Dans ces circonstances, y a-t-il une autre voie, un autre chemin permettant de naviguer entre l’unilatéralisme américain et l’autoritarisme chinois ?

PHOTO JASON LEE, ARCHIVES REUTERS

Les drapeaux de la Chine et des États-Unis

Une soixantaine de pays le pensent. De l’Allemagne au Kazakhstan en passant par le Canada, ces démocraties et ces dictatures sont réunies depuis un an au sein de l’Alliance pour le multilatéralisme afin de soutenir et de promouvoir l’idée « qu’un ordre multilatéral fondé sur le respect du droit international est la seule garantie fiable pour la stabilité internationale et la paix et que les défis auxquels [ils font] face ne peuvent être résolus que grâce à la coopération. »

En d’autres termes, l’Alliance veut sauver un ordre mondial qui lui a largement profité. Mais cette posture qui consiste à orchestrer un mouvement destiné à contrer les diktats des deux grandes puissances apparaît très fragile et risque d’être inaudible. Car, il faut le souligner, le volontarisme de ces pays n’est pas sans soulever quelques questions sur leur capacité à résister aux énormes pressions de Pékin et de Washington et à faire entendre leur voix.

Les exemples australien et canadien

L’Australie et le Canada en offrent deux bons exemples. Membres de l’Alliance, ils tentent de reformuler les termes de leurs engagements avec les deux grandes puissances afin d’obtenir plus de liberté d’action. C’est plus facile à dire qu’à faire.

Au fil des ans, la dépendance économique de l’Australie envers la Chine s’est à ce point accentuée que Pékin n’hésite plus à intervenir dans le débat politique intérieur australien. Malgré une alliance militaire avec les États-Unis, l’Australie est de plus en plus intégrée à l’espace économique asiatique où la Chine occupe le centre. À terme, l’Australie deviendra un satellite, libre et prospère, mais un satellite quand même dans la zone d’influence chinoise.

Le Canada est dans une position encore plus difficile. Le nouvel accord de libre-échange nord-américain approfondit sa dépendance envers les États-Unis et ce n’est pas la conclusion d’autres accords avec l’Europe et l’Asie-Pacifique qui changera cette dynamique.

Sur le plan militaire, son intégration aux politiques et aux stratégies américaines exerce une telle emprise qu’elle ne lui laisse aucun choix dans l’achat des systèmes d’armes et dans la planification de la défense nord-américaine.

Le Canada est, selon le politologue canadien Irvin Studin, un vassal des États-Unis dont une des libertés est de refuser de participer à certaines expéditions militaires américaines au Proche-Orient, un geste qui ne porte à aucune conséquence tant Washington peut se passer des quelques avions de chasse canadiens.

La redéfinition des rapports internationaux est souvent le résultat d’un grand bouleversement géopolitique, sinon elle reste un beau sujet de roman d’anticipation.
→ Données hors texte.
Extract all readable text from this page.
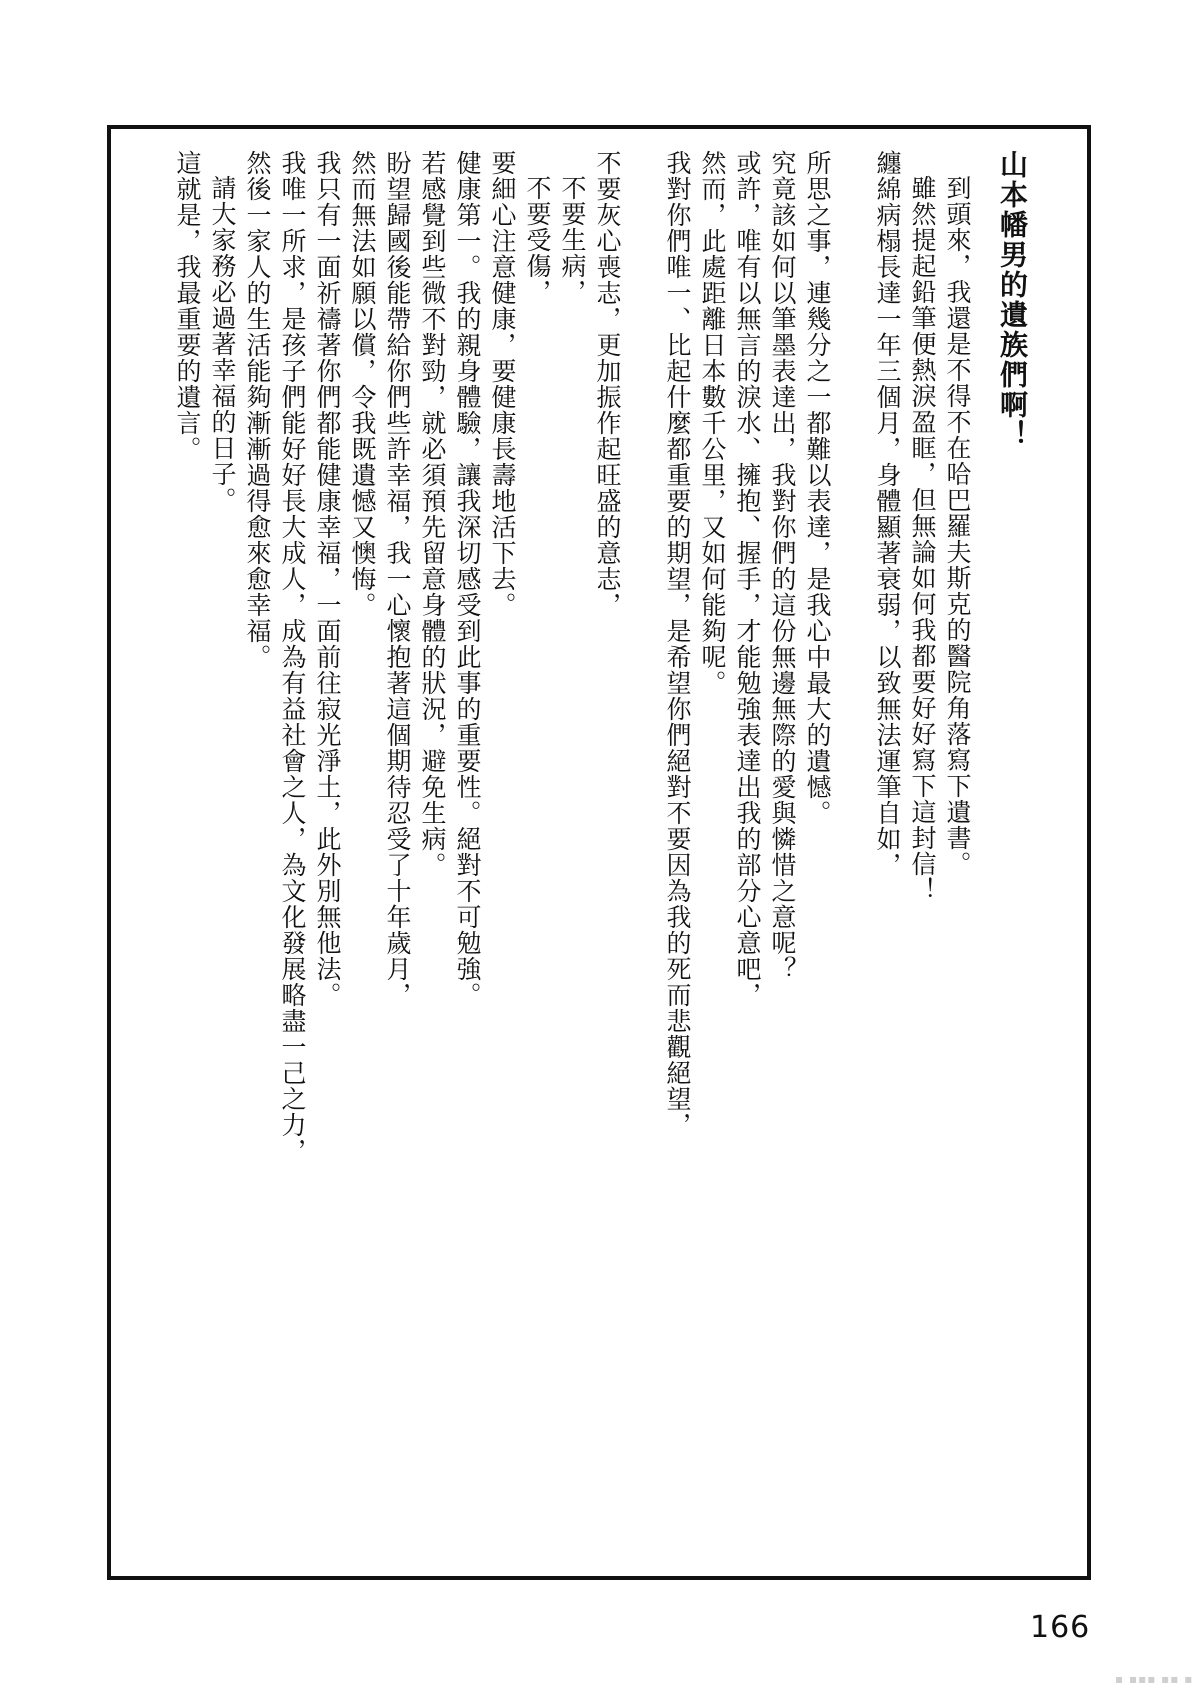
山本幡男的遺族們啊！

到頭來，我還是不得不在哈巴羅夫斯克的醫院角落寫下遺書。

雖然提起鉛筆便熱淚盈眶，但無論如何我都要好好寫下這封信！

纏綿病榻長達一年三個月，身體顯著衰弱，以致無法運筆自如，

所思之事，連幾分之一都難以表達，是我心中最大的遺憾。

究竟該如何以筆墨表達出，我對你們的這份無邊無際的愛與憐惜之意呢？

或許，唯有以無言的淚水、擁抱、握手，才能勉強表達出我的部分心意吧，

然而，此處距離日本數千公里，又如何能夠呢。

我對你們唯一、比起什麼都重要的期望，是希望你們絕對不要因為我的死而悲觀絕望，

不要灰心喪志，更加振作起旺盛的意志，

不要生病，

不要受傷，

要細心注意健康，要健康長壽地活下去。

健康第一。我的親身體驗，讓我深切感受到此事的重要性。絕對不可勉強。

若感覺到些微不對勁，就必須預先留意身體的狀況，避免生病。

盼望歸國後能帶給你們些許幸福，我一心懷抱著這個期待忍受了十年歲月，

然而無法如願以償，令我既遺憾又懊悔。

我只有一面祈禱著你們都能健康幸福，一面前往寂光淨土，此外別無他法。

我唯一所求，是孩子們能好好長大成人，成為有益社會之人，為文化發展略盡一己之力，

然後一家人的生活能夠漸漸過得愈來愈幸福。

請大家務必過著幸福的日子。

這就是，我最重要的遺言。

166
▪ ▪▪▪ ▪▪ ▪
Le Mouvement des non-alignés avait tenté l’expérience dans les années 60 ; ce fut un échec. Pour être écouté, pour peser vraiment sur le cours des choses, les pays de l’Alliance sont-ils prêts à provoquer une crise ? À défaut de quoi ils n’ont d’autre choix que de jouer à la marge sans jamais influencer les intérêts fondamentaux des deux grandes puissances.